Rubashkin, 51, was found guilty in November 2009 on 86 counts of fraud related to his management of Agriprocessors, once the nation’s largest producer of kosher meat, in Postville, Iowa.

He has been ordered to pay more than $26 million in restitution and has begun serving his 27-year sentence at a federal prison in Otisville, N.Y., where attorneys say the ultra-Orthodox Jewish businessman has access to kosher food, prayer books and ritual items, but lacks the necessary minyan — a quorum of 10 Jewish men — for certain prayers.


In a brief filed Monday with the U.S. Court of Appeals in St.

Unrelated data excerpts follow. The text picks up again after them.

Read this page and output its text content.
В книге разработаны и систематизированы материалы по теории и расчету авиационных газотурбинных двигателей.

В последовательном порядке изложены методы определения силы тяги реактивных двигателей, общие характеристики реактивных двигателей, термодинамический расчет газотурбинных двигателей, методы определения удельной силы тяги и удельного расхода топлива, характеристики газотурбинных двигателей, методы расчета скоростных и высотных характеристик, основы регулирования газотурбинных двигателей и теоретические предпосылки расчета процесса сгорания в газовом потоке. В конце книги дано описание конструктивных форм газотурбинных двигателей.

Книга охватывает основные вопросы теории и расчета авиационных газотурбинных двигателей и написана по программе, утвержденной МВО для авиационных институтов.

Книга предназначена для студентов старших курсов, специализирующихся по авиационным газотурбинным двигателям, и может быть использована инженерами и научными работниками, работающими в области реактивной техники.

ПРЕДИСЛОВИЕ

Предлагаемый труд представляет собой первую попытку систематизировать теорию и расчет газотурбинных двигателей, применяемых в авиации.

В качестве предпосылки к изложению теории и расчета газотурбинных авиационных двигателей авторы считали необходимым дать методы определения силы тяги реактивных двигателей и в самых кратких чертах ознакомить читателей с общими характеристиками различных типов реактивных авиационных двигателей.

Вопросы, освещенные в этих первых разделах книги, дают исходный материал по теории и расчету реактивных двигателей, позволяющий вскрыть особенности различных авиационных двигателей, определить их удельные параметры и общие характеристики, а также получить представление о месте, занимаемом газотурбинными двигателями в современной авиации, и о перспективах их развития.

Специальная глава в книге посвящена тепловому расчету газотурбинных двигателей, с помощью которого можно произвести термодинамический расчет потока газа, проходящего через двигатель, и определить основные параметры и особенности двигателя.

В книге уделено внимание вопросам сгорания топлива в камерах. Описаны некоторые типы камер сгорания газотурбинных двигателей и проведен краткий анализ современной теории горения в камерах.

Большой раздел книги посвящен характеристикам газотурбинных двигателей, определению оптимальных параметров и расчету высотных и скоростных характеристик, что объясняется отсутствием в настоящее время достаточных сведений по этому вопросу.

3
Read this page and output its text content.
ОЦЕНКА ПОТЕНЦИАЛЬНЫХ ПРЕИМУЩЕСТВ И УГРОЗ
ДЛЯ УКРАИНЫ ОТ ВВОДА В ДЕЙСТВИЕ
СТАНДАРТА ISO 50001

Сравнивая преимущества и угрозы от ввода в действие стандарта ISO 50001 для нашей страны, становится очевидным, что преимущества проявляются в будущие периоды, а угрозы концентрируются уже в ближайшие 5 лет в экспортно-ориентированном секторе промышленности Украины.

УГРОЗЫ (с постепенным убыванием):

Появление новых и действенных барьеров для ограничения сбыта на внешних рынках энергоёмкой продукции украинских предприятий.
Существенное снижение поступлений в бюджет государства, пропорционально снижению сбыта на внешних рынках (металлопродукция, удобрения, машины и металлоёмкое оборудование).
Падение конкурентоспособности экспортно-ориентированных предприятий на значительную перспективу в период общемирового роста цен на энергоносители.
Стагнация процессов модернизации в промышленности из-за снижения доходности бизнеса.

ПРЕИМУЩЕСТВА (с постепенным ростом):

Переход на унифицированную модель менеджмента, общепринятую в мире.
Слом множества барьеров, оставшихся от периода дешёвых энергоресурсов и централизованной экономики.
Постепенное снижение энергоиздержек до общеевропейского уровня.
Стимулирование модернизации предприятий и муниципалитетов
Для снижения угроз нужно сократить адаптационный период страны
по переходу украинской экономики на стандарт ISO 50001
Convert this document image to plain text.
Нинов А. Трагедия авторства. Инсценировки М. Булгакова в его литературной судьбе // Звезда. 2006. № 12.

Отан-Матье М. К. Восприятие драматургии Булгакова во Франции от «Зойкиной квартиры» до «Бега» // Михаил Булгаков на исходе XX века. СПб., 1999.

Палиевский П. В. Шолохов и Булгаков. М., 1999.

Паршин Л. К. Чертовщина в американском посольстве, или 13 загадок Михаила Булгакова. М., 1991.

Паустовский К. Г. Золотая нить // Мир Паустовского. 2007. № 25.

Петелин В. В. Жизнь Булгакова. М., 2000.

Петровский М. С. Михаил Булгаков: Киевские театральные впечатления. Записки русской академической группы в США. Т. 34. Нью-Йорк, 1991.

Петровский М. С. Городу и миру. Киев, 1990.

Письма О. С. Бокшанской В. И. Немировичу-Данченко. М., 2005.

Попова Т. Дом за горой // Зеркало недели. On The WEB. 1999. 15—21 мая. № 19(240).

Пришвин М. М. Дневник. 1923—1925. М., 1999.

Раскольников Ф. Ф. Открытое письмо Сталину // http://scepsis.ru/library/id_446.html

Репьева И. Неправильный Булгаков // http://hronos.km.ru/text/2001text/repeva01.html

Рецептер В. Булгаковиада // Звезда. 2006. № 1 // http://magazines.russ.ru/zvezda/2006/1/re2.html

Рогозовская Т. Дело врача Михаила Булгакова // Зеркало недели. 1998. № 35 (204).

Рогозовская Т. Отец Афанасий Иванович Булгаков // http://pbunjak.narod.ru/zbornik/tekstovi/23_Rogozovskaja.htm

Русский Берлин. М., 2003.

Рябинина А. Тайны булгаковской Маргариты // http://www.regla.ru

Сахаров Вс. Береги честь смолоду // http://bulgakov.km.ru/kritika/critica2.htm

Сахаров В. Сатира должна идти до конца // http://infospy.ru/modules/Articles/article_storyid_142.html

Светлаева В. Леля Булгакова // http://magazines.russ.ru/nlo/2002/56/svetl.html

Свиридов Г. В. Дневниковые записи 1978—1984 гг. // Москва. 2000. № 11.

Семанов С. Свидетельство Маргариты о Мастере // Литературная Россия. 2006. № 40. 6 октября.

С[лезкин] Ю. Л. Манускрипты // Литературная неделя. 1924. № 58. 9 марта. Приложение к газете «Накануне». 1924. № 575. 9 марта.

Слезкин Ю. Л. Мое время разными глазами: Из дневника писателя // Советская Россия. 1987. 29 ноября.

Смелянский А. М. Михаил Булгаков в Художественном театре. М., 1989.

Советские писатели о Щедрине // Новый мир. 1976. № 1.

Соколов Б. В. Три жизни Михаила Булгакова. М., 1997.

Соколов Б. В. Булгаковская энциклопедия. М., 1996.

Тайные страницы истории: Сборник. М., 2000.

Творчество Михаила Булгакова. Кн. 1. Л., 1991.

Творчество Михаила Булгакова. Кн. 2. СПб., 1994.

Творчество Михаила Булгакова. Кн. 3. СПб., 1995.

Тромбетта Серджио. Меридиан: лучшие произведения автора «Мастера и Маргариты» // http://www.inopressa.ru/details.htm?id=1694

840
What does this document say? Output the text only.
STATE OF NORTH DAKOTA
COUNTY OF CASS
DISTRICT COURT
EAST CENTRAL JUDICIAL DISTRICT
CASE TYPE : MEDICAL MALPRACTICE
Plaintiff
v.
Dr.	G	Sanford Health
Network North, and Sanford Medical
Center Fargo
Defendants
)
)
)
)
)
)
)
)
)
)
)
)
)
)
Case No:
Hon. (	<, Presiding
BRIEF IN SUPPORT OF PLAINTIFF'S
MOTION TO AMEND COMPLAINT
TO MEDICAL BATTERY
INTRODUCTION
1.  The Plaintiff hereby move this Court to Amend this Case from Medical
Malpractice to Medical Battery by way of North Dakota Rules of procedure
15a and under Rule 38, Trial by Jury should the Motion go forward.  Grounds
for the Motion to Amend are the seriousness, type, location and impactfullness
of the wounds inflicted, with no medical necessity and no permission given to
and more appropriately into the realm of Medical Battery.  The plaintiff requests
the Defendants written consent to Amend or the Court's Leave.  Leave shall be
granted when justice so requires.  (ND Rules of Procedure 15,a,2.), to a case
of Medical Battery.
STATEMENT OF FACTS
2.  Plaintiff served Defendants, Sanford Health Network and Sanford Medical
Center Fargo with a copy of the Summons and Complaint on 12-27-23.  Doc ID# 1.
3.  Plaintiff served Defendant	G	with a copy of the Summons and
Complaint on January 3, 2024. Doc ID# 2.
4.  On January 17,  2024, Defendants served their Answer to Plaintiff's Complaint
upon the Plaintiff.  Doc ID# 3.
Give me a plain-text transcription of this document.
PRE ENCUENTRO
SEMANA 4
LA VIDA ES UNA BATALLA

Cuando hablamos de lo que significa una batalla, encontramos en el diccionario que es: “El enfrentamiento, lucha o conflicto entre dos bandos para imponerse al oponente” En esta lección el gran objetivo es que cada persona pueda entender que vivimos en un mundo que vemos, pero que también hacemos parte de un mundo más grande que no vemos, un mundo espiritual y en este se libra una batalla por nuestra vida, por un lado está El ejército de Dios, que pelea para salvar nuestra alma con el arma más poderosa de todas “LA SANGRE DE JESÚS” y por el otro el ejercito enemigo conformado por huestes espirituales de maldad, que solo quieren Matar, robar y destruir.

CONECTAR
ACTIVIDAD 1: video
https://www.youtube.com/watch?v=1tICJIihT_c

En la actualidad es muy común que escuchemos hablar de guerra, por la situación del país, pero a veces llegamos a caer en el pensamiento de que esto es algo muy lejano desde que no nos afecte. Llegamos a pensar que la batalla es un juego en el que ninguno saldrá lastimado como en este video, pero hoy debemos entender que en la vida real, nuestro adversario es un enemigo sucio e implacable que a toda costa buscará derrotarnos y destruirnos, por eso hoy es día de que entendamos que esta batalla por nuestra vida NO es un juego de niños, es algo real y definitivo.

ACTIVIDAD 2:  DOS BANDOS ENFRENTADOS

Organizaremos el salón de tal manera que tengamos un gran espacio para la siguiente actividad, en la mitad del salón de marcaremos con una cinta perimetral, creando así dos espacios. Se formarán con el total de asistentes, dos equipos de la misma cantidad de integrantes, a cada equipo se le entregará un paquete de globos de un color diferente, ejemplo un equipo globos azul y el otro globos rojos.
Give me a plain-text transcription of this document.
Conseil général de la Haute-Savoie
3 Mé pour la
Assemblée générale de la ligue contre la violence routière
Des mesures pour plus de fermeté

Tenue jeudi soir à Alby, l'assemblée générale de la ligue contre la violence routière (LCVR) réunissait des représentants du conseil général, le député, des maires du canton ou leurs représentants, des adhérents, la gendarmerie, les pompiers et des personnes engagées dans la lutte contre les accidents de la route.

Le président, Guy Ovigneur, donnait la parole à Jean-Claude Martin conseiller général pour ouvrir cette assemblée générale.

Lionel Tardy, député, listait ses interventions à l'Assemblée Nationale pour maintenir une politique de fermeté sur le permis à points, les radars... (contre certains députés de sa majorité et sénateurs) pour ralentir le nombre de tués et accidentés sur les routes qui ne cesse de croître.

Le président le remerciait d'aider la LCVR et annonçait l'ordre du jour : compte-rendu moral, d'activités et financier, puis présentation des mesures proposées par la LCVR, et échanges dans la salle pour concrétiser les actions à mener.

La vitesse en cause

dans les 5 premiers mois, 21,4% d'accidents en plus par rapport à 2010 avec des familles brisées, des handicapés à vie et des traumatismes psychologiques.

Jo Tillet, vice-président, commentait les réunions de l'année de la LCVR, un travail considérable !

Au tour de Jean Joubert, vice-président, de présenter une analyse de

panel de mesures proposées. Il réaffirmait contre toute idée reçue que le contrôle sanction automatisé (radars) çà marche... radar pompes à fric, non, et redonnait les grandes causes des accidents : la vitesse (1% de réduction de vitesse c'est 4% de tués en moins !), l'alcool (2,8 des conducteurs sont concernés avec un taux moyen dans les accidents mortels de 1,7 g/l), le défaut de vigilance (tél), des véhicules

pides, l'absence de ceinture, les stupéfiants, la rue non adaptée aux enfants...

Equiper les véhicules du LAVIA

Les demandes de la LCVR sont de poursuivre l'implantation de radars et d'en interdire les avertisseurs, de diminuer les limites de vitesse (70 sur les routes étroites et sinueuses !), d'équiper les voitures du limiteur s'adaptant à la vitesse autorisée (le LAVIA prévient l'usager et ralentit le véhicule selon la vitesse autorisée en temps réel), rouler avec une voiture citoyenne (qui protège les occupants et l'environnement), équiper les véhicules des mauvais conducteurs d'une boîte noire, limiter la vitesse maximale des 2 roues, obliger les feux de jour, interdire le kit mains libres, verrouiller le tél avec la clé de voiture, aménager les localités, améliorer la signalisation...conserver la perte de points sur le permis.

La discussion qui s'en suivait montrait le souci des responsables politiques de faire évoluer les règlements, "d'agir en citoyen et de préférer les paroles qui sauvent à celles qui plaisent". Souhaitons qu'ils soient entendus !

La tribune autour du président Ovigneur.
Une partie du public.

Louis, Mo., Rubashkin’s attorneys argued that their client was treated far more harshly than other white-collar criminals, and that presiding Judge Linda Reade should have recused herself due to her involvement in the planning of the May 2008 immigration raid of the Postville plant.

Rubashkin’s supporters also point out he is a first-time offender with 10 children, including an autistic teenager, and deeply committed to his religious community.

“When viewed in the context of other federal sentences imposed on defendants who have committed similar offenses, it is clear that there is an enormous disparity between the sentence imposed on Sholom Rubashkin and sentences of other nonviolent white-collar offenders who did much greater harm to the public,” the brief states, calling the 27-year sentence “procedurally flawed and substantively unreasonable.”

The 2008 raid, the largest immigration enforcement action in U.S. history, revealed nearly 400 undocumented workers, including minors, working at the plant. But federal prosecutors opted not to pursue the labor charges after the decisive fraud conviction, citing the time and expense of conducting another trial and detaining the workers as potential witnesses.

The government’s response to the appeal is due Jan. 25.